因為植被極為茂密,加上地面上覆蓋著草叢,所以直升機沒有降落,十一名特種偵察兵順著從兩側艙門放下的繩索滑降到了地面上。
似乎是如釋重負,等特種偵察兵全部著陸後,直升機就飛走了。
機降地點離戰機墜毀的地方大約有五公里,因為附近有太多的政府軍,所以這已經是直升機能夠到達的最遠處了。
接下來的五公里,特種偵察兵能夠依靠的只有自己的雙腿。
當然,實際路程遠不止五公里,而是在十公里以上。
按照易建朝的計劃,小隊將用兩個小時走完這十公里,然後花兩個小時找到那兩名藏起來的飛行員。
只是,小隊的官兵都知道,計劃往往趕不上變化。
如果營救行動如此輕鬆,就用不著出動特種偵察兵了,從艦隊派幾名陸戰隊員就能把那兩名飛行員接回來。
在這片茂密的叢林中,誰也不知道會遇到什麼樣的麻煩。
對兩名飛行員來說,同樣如此。
對在天上的飛行員來說,戰機墜毀的地點與跳傘著陸地點相距並不遙遠,可是當飛行員必須用雙腳來丈量這段距離的時候,才會發現,這絕對是一段非常漫長,甚至可以說是遙遠的距離。
閻國勇不是沒有受傷,只是沒有受重傷。
著陸的時候,閻國勇的降落傘也掛在了一棵大樹上,只是他在下墜的時候,身體多次撞到樹幹上。雖然陳振聲不敢肯定,但是看得出來,閻國勇也許斷了一根或者幾根肋骨,也許還傷到了肺部。

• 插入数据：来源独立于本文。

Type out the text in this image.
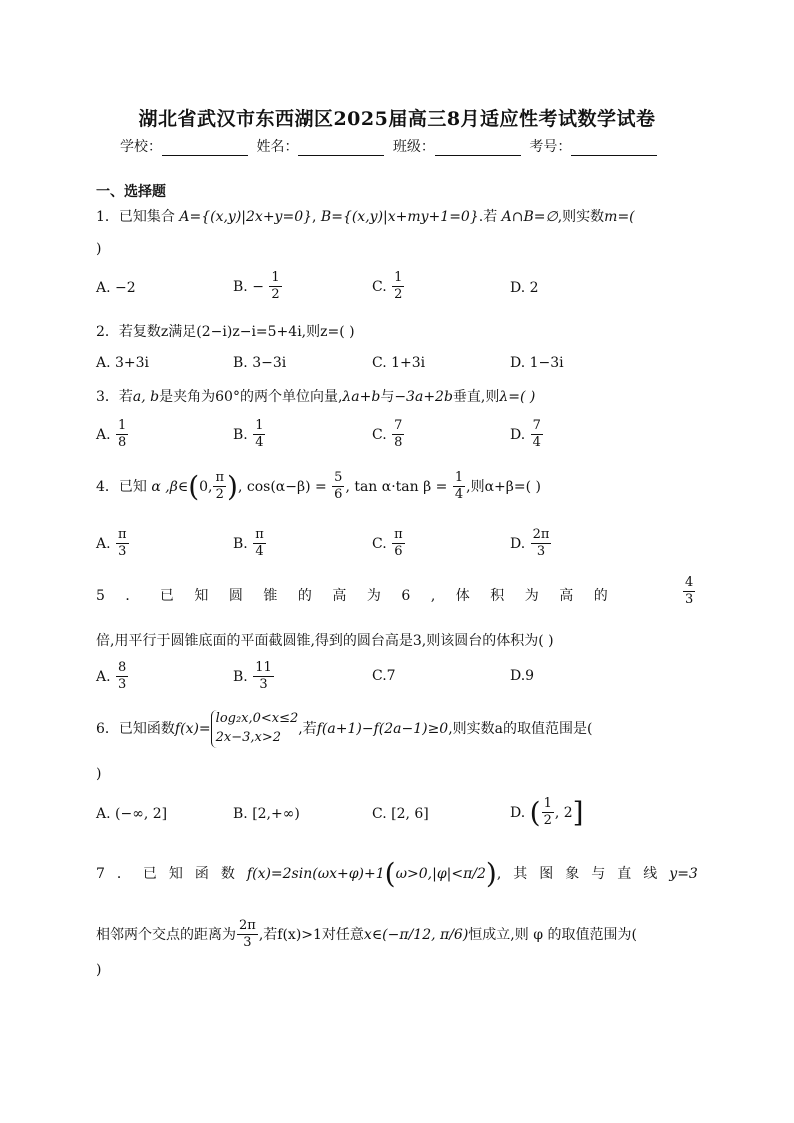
湖北省武汉市东西湖区2025届高三8月适应性考试数学试卷
学校：	姓名：	班级：	考号：
一、选择题
1．已知集合 A={(x,y)|2x+y=0}, B={(x,y)|x+my+1=0}.若 A∩B=∅,则实数m=(
)
A. −2	B. − $\frac{1}{2}$	C. $\frac{1}{2}$	D. 2
2．若复数z满足(2−i)z−i=5+4i,则z=( )
A. 3+3i	B. 3−3i	C. 1+3i	D. 1−3i
3．若a, b是夹角为60°的两个单位向量,λa+b与−3a+2b垂直,则λ=( )
A. $\frac{1}{8}$	B. $\frac{1}{4}$	C. $\frac{7}{8}$	D. $\frac{7}{4}$
4．已知 α ,β∈(0, $\frac{\pi}{2}$ ), $\cos(\alpha-\beta) = \frac{5}{6}$ , tan α·tan $\beta = \frac{1}{4}$ ,则α+β=( )
A. $\frac{\pi}{3}$	B. $\frac{\pi}{4}$	C. $\frac{\pi}{6}$	D. $\frac{2\pi}{3}$
5．已知圆锥的高为6,体积为高的	$\frac{4}{3}$
倍,用平行于圆锥底面的平面截圆锥,得到的圆台高是3,则该圆台的体积为( )
A. $\frac{8}{3}$	B. $\frac{11}{3}$	C.7	D.9
6．已知函数f(x)=
log₂x,0<x≤2
2x−3,x>2
,若f(a+1)−f(2a−1)≥0,则实数a的取值范围是(
)
A. (−∞, 2]	B. [2,+∞)	C. [2, 6]	D. ( $\frac{1}{2}$ , 2]
7．已知函数f(x)=2sin(ωx+φ)+1(ω>0,|φ|<π/2),其图象与直线y=3
相邻两个交点的距离为 $\frac{2\pi}{3}$ ,若f(x)>1对任意x∈(−π/12, π/6)恒成立,则 φ 的取值范围为(
)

閻國勇還能自己走路,只是每隔十幾分鍾就得停下來歇息一陣。
陳振聲不想停下來,因為他知道。政府軍派來搜捕他們的隊伍正在趕來,也許就在他們後方不遠處。陳振聲又不得不停下來,因為他不能拋下閻國勇,即便閻國勇多次要求讓他單獨上路。
前兩次停下來,陳振聲還很有耐心。
等到第三次停下來的時候,陳振聲突然產生了一股強烈的不安感。
「老陳,你就別管我了。如果因為我拖慢了速度。我們都逃不掉。」閻國勇的呼吸很急促,看樣子肯定是肺部受了內傷。也許有內出血。「你自己走吧,如果遇到了救援部隊,再回來找我。」
「你知道,我是不會拋下你的。」
「老陳,你沒欠我什麼,每個人都有自己的命,也許這就是我的命。」閻國勇抓住陳振聲的胳膊。「如果這不是我的命,那你一定會遇到救援部隊,也一定會及時趕回來,所以你必須單獨出發。」
「我說過,我不會丟下你。」陳振聲長出口氣,說道,「你休息一會,我去四周看看。」
「老陳……」
陳振聲沒有回答,已經鑽進了密林。
閻國勇嘆了口氣,他知道。陳振聲不願意丟下他,是因為還在為兩年前的那起車禍而感到內疚。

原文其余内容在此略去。